No one at CERN has commented why CERN and the rest of the CERN research community not paid for nor housed at an official CERN facility simple does not license RHEL for fee, and add -- given the full RHEL SRPMs that could thereby be made available -- what is needed to produce RHEL-C, containing the extra drivers, applications, etc., required for the CERN research community, running the LHC and LHC consortia experiments.  At one time (ancient history?), HEPnet effectively required licensed-for-fee DEC DECnet and DEC licensed-for-fee operating systems environments for all USA sites -- not a new approach. (At that epoch, the now purchased and defunct Digital Equipment Corporation used a proprietary set of network protocols, no open source or full protocol details available to the public, that were not directly interoperable with IETF -- "TCP/IP" -- RFC-covered protocols.  If one reverse engineered those DECNet protocols, even running entirely on a DEC hardware system but not using a licensed-for-fee DEC operating system environment, DEC would start legal proceedings.)

I assume that if the CentOS SLC 7x distribution has fundamental problems (security, amongst others), CERN will switch to the RHEL SLC 7 (... 8 ...) model -- hopefully not keeping this reality secret from the rest of the non-LHC community.

Unfortunately, given our fiscal resources, we cannot license RHEL for all of our nodes.

Yasha Karant

On 07/01/2014 08:16 AM, Patrick J. LoPresti wrote:
> On Tue, Jul 1, 2014 at 6:17 AM, Lamar Owen <[log in to unmask]> wrote:
>>
>> ??? That is not at all what I got from his reply.  What I got was that CERN
>> will still be committing resources, but instead of duplicating effort
>> they're joining up with the CentOS effort.
> Whatever.

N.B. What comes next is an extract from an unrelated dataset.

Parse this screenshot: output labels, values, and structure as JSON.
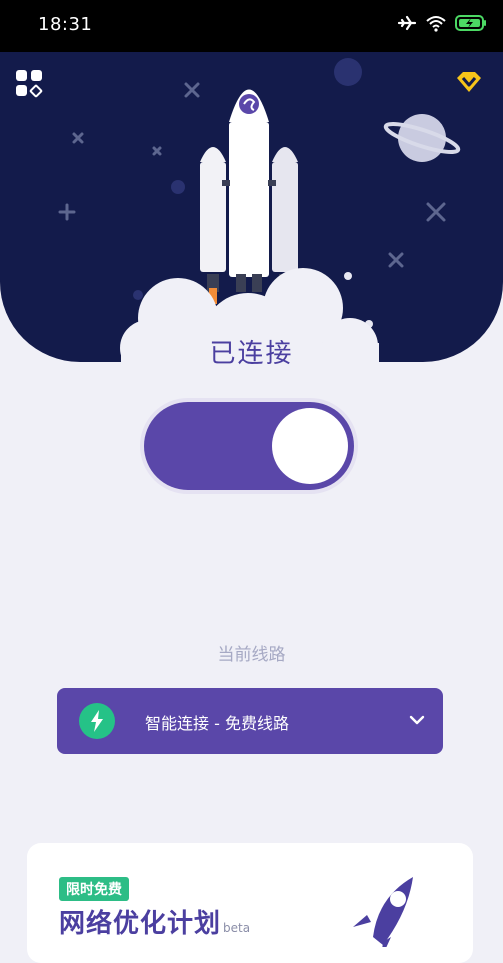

The relevant questions are: (1) Will SL's goal continue to
> be creating a re-spin of Red Hat Enterprise and *not* CentOS, since
> Red Hat's clear goal in acquiring CentOS is to create divergence
> between the two; and (2) what mechanism(s) will SL use to achieve that
> goal? (Specifically, will SL compare the git sources against actual
> SRPMs obtained via subscription?)
>
>> That's part of the
>> reason the CentOS team has changed the statement '100% binary compatible' to
>> 'functionally compatible' since they do mean different things, but the
>> latter is more indicative of reality than the former ever has.
> The *goal* of CentOS used to be binary compatibility, even if it was
> never 100% achieved. Since the acquisition by Red Hat, that is no
> longer even the goal, for obvious reasons.
>
>> Red Hat is being as close to a good member of the community as is
>> possible within the constraints of a publicly traded corporation,
> Disingenuous claptrap. Red Hat is blatantly violating the clear intent
> of the license that the authors of the code placed on their work. Why
> Red Hat does this is frankly irrelevant.
>
>> No one yet in this thread has provided a public, no
>> login required, link to up-to-date sources for SLES 11.
> Yes, you keep bringing this up as if it were an argument.
>
> No one has provided a public, no login required link to an up-to-date
> photo of my bare rear end, either, which would be precisely as
> relevant. We are talking about Red Hat; the actions of SUSE, Oracle,
> Microsoft, Tesla, and your cat have zero bearing on the discussion.
>
> Nobody cares about SUSE because nobody cares about SUSE.